Thursday, March 27, 2014

The Death Knell of College Athletics?

Yesterday, the National Labor Relations Board, Region 13 in Chicago, ruled that football players at Northwestern University had the right to unionize.  The NLRB ruled that the players were not "student-athletes" but instead were "employees" of the University.  The end result of this ruling is that college athletics as we know it, including the NCAA Tournament, is done.


The immediate reaction from the NCAA, and all major conferences (and by extension, their member schools) was to condemn the ruling.  Of course, the major fear is that the players will strike at some point, or the athletic department will lock out the athletes.  There are certainly compelling arguments that the athletes are more like employees than students.  They put in many hours during the week, sacrificing study time and class time in order to practice extensively, travel, and perform at a high level.  Let's face it, many athletes' scholarship to the university is more often based on athletic performance than academic performance.  Too many straight A students likely means an inferior performance on the field, as practice time gets sacrificed for studies.  Coaches who graduate their kids, with many of them making superior grades, but lose on the field of competition will lose their jobs.  Meanwhile, coaches who win, win, win and do a poor, poor job graduating kids and preparing them for life beyond college will make millions.  Other goals for the college athletes' union are guaranteed medical expense coverage for sports-related injuries (especially concussions), and the freedom of the athlete to pursue commercial sponsorships, such as shoe endorsement deals.
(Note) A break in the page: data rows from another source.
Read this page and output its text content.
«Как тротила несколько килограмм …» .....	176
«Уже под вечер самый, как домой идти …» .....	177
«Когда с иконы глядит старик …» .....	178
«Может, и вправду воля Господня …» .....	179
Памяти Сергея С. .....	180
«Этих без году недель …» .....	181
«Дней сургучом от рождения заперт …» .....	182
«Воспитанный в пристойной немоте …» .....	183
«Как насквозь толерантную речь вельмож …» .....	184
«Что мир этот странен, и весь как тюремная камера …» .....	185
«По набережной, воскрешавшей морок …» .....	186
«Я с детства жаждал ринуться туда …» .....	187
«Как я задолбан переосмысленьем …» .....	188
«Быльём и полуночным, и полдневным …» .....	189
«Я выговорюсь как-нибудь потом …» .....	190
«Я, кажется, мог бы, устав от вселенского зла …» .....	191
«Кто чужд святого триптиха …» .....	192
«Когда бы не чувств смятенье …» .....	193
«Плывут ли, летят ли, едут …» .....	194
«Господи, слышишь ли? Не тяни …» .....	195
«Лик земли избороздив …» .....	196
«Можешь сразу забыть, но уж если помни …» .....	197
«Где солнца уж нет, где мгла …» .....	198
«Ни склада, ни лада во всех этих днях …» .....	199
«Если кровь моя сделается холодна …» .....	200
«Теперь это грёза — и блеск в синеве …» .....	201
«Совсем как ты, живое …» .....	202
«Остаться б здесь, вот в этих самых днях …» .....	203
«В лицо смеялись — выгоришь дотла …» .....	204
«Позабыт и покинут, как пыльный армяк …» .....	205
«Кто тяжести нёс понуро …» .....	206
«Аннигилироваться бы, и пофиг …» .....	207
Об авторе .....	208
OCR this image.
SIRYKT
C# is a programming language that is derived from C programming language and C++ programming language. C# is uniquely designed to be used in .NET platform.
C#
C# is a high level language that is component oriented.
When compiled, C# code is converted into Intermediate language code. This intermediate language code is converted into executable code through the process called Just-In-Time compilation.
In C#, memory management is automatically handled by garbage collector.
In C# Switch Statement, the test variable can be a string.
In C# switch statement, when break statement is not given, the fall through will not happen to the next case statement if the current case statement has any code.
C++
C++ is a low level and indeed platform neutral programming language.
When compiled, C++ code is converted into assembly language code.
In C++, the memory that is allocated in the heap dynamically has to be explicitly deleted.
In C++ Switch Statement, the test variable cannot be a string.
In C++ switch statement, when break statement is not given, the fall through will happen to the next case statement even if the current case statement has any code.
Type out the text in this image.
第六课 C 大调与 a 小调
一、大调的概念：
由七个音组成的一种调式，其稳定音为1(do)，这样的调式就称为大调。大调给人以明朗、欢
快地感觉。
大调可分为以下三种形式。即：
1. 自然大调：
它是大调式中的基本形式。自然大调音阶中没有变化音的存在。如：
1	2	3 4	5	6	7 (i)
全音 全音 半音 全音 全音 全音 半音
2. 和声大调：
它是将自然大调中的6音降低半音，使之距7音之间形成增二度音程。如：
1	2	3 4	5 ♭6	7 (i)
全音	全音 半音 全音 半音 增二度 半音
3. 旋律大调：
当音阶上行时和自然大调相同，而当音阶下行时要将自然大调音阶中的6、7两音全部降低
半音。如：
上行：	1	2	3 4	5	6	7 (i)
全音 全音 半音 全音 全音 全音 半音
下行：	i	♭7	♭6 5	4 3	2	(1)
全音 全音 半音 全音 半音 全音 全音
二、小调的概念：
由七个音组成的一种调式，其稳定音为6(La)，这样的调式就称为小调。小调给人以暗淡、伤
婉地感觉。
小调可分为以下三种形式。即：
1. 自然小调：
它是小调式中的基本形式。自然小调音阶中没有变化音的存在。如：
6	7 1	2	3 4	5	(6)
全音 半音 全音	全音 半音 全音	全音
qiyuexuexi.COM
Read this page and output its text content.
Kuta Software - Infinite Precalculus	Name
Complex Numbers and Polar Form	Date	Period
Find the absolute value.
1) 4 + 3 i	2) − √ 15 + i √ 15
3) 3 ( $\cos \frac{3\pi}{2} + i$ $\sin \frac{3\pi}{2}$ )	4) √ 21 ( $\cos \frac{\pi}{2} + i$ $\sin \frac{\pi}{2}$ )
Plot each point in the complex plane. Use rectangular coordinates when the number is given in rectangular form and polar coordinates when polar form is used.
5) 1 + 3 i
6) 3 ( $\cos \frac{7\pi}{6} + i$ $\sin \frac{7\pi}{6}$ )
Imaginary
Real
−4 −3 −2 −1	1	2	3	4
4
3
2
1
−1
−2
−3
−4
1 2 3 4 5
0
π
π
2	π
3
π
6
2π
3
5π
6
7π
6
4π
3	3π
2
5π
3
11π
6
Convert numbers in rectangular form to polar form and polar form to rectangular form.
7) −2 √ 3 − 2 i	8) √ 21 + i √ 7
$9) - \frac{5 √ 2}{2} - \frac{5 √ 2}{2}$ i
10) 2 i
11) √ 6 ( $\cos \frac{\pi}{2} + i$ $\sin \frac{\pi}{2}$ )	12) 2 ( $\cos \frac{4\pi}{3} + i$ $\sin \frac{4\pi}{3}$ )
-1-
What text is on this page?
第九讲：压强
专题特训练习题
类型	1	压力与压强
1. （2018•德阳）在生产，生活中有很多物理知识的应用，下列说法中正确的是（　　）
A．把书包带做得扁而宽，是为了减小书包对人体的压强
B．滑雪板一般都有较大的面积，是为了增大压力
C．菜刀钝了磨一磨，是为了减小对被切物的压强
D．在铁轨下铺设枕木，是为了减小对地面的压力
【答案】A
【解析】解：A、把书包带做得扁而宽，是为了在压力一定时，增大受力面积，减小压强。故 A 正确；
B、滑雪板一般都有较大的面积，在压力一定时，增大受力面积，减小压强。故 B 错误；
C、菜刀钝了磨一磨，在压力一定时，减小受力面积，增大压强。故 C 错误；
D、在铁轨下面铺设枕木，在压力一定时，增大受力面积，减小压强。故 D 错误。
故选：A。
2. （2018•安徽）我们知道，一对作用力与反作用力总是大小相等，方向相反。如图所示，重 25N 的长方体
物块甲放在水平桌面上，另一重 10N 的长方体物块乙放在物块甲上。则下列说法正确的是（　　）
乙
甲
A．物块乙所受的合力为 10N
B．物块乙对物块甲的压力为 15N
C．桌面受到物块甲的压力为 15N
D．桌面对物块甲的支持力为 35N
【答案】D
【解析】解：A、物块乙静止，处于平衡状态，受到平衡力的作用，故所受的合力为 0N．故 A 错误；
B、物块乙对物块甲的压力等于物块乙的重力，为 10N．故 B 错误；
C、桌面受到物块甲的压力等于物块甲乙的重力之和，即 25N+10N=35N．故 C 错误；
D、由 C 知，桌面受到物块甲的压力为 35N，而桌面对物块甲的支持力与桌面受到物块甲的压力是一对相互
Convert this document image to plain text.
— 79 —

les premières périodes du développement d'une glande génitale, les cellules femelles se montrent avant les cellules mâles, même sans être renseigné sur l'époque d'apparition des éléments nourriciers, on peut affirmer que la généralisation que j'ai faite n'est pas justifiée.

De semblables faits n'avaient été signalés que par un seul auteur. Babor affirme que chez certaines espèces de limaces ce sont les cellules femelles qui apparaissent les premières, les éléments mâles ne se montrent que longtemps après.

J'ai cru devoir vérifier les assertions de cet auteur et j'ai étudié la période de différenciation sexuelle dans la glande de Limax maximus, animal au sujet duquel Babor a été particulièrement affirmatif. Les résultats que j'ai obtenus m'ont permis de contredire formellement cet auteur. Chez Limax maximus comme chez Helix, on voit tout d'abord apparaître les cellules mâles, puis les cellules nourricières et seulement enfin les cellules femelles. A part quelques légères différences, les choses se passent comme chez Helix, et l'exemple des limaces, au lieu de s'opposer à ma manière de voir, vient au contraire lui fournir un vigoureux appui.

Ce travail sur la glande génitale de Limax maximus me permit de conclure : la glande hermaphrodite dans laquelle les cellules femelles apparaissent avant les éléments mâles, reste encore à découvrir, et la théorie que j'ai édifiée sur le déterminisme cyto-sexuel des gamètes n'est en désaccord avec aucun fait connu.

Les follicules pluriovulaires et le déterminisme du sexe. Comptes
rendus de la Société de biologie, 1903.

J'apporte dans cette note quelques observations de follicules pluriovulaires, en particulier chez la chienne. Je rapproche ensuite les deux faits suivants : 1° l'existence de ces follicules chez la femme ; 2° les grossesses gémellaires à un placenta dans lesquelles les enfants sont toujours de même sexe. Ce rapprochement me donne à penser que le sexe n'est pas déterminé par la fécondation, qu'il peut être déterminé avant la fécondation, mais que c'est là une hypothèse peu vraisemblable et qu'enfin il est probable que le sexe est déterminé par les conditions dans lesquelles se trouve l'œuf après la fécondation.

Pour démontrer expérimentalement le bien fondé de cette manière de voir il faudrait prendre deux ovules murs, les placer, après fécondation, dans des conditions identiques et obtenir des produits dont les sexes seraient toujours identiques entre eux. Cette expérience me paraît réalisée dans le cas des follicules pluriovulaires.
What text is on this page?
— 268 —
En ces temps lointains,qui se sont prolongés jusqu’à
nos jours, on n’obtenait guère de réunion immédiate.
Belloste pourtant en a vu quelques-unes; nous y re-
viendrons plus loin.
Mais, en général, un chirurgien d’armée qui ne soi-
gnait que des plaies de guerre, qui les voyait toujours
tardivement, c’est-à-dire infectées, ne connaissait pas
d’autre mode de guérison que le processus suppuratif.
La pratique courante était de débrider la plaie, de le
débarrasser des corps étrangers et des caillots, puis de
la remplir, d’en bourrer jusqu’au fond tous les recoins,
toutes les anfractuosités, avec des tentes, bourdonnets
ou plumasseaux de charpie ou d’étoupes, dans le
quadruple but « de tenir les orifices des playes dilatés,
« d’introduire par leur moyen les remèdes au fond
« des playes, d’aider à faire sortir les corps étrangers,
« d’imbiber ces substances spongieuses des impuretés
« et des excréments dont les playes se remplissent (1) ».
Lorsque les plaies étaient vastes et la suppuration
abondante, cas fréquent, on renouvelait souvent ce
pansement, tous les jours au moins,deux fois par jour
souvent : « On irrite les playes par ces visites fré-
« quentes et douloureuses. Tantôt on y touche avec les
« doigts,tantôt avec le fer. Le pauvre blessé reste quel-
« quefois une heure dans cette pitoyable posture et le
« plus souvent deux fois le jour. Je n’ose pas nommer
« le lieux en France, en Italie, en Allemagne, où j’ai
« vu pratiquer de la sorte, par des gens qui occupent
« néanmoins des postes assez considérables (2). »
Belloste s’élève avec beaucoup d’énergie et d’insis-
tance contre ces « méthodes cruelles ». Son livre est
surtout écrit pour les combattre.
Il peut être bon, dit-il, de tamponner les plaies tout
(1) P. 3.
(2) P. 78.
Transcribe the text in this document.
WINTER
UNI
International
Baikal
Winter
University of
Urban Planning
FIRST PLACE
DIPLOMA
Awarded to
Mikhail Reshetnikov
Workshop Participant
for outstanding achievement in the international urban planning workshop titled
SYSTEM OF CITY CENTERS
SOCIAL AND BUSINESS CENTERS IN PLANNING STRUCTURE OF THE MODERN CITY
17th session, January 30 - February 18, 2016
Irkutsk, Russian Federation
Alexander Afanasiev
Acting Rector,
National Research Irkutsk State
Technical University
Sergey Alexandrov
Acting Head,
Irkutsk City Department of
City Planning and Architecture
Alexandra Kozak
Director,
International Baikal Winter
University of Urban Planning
For now, the recruitment of athletes to a particular university's team could also change dramatically.  This ruling, for now, is a huge possible win for private universities over public institutions.  The NLRB does not have jurisdiction over public universities.  Imagine a scenario where a highly sought after athlete is contemplating an offer from a public university and one from a private university.  The public university's pitch is something like this, "You can come to our school, with our great coach and contend for conference and national titles year after year.  We will help you academically with tutors as needed, and we will excuse you from practice if needed so that you tend to school work.  We will practice 17 hours per week (or whatever the NCAA allows), and you will also have study hall time.  You will be provided the cost of tuition, room, books, board and fees."  The private institution's pitch goes like this, "When you come to our university, you will not be a student, you will be an employee.  We will pay you $100,000 per year, and you are under no obligation to ever go to class since you are not a student.  We will practice 3 hours per day, plus you will be expected to be in the weight room another two hours per day.  You will play for Coach X, who has sent numerous players to the professional ranks.  If you want to enroll in any classes, we have an agreement with the university, but you do that on your own time.  You are here to play ball.  All that is required of you is to pay your union dues to remain eligible and we'd encourage you to pay your taxes to keep the IRS off your butt.  That is all."  Perfectly legal under the NLRB's ruling.  Which option do you think the kid will take?  Of course, I would expect this loophole to close very quickly.  Democrats would be all for welcoming in new union members and Republicans would have to grudgingly go along in support of their (oftentimes) alma mater.


At some point, this will ultimately lead to a break between a university and the athletic department.  The athletic department's number one function will be to prepare its top athletes for professional careers.  These people will never attend an actual class at the university.  Instead, there will be some sort of agreement to allow the team to wear the name of the university in exchange for some kind of consideration.  There will also need to be agreements on what to do about athletic facilities that sit on university property.  Will the university sell the facilities to the athletic department?  Will the athletic departments lease the facilities?  Who will own the parking lots?   Who will be responsible for maintenance?  Who will be responsible for insurance payments?  But I do ultimately believe that if this ruling stands, there will be a separation of the athletic department from the university.  And that will hurt the honest student-athlete.  And there are many student-athletes at any university, both in the minor, or non-revenue, sports and the major revenue producing sports.  What happens to the softball player, the tennis player, or the swimmer?  What happens to the student who truly wants an education, that comes under the supervision of a separate athletic department that is not interested in seeing that the athlete receives a solid college education?  These are the people that yesterday's ruling will hurt.


Finally, what happens to the NCAA in this situation and most specifically, what happens to the NCAA Tournament?  For one, the Tournament is too profitable to let sit idly by.  This Tournament does cover the majority of the NCAA's budget.  Remember, the football bowl games are not governed by the NCAA.  With athletic departments free to pay players, and not having to worry about their academic eligibility, the enforcement arm of the NCAA (which is its primary purpose) will no longer be necessary, and this will free up athletic departments everywhere from having to continue their membership in the NCAA.


Reminds me of that old saying:  Be careful what it is that you pray for.  You might actually get it.  Ultimately, I would like to see the NLRB's ruling overturned.  There are better ways to address the athlete's grievances without destroying college athletics.